As frontier AI models continue to evolve and mature, threat actors are increasingly experimenting with techniques for writing malware with additional capabilities to dynamically adapt their behavior in an effort to avoid detection, as well as offloading the decision-making process to the LLM to figure out whether the compromised environment is valuable or secure enough to drop the next stage of payload.
“In the short term, the proliferation of frontier AI model capabilities risks empowering adversaries to exploit zero-days and n-days on an unprecedented scale,” said Palo Alto Networks Unit 42. “It is also likely to enable attackers to move at greater scale, sophistication and speed than ever before.”

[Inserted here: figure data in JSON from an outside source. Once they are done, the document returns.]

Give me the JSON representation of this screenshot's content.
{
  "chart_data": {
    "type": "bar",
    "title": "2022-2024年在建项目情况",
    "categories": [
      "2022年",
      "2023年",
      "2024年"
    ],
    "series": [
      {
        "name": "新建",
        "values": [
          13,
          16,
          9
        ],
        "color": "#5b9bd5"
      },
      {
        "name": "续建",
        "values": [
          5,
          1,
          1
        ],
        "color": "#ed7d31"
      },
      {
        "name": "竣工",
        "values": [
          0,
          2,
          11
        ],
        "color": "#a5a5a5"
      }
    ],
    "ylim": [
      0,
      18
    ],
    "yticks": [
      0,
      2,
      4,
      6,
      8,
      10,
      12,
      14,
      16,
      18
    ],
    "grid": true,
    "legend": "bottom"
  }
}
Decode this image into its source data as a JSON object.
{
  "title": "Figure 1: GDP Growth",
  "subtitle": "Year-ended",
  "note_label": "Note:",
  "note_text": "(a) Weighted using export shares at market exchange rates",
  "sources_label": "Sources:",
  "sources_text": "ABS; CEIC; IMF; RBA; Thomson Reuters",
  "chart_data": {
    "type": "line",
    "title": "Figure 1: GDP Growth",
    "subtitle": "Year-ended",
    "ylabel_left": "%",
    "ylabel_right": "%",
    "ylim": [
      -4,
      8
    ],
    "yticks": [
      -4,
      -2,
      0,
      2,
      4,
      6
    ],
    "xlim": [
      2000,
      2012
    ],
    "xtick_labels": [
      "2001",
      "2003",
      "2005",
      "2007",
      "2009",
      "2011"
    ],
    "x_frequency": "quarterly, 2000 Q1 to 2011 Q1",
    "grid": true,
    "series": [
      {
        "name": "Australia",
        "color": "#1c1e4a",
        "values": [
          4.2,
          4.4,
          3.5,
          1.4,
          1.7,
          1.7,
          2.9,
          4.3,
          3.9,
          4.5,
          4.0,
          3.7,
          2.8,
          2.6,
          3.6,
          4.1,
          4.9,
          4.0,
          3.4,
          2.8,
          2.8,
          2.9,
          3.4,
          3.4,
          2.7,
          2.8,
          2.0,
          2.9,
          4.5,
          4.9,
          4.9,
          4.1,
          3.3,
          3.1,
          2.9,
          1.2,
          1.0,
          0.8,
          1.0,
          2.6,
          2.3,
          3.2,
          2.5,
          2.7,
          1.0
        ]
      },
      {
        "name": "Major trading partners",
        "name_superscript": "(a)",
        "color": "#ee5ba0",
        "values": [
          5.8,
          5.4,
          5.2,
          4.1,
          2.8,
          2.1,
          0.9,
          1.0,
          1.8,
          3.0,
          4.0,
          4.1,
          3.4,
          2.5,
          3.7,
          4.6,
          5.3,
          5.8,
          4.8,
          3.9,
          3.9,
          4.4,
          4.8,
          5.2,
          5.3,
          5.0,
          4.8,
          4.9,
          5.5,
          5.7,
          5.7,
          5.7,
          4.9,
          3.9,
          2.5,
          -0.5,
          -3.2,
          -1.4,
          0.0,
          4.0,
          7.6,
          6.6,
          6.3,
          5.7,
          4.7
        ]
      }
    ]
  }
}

Last month, the cybersecurity company also revealed a proof-of-concept (PoC) agent called Zealot, which harnesses the power of LLM to conduct end-to-end cloud attacks with minimal human guidance by exploiting known misconfigurations and vulnerabilities.
This, in turn, stems from the fact that cloud environments are “AI-attack-ready” by default, given that every action has an API counterpart, contains various discovery mechanisms such as metadata and computation services, is full of misconfigurations, and is driven by credential-based access.
“Current LLMs can perform a series of reconnaissance, exploit, privilege escalation, and data intrusions with minimal human guidance,” said Unit 42 researchers Yahav Festinger and Chen Deutschman. “Attacks are not new, but automation means operations that once required specialized expertise can now be conducted by AI agents following established patterns.”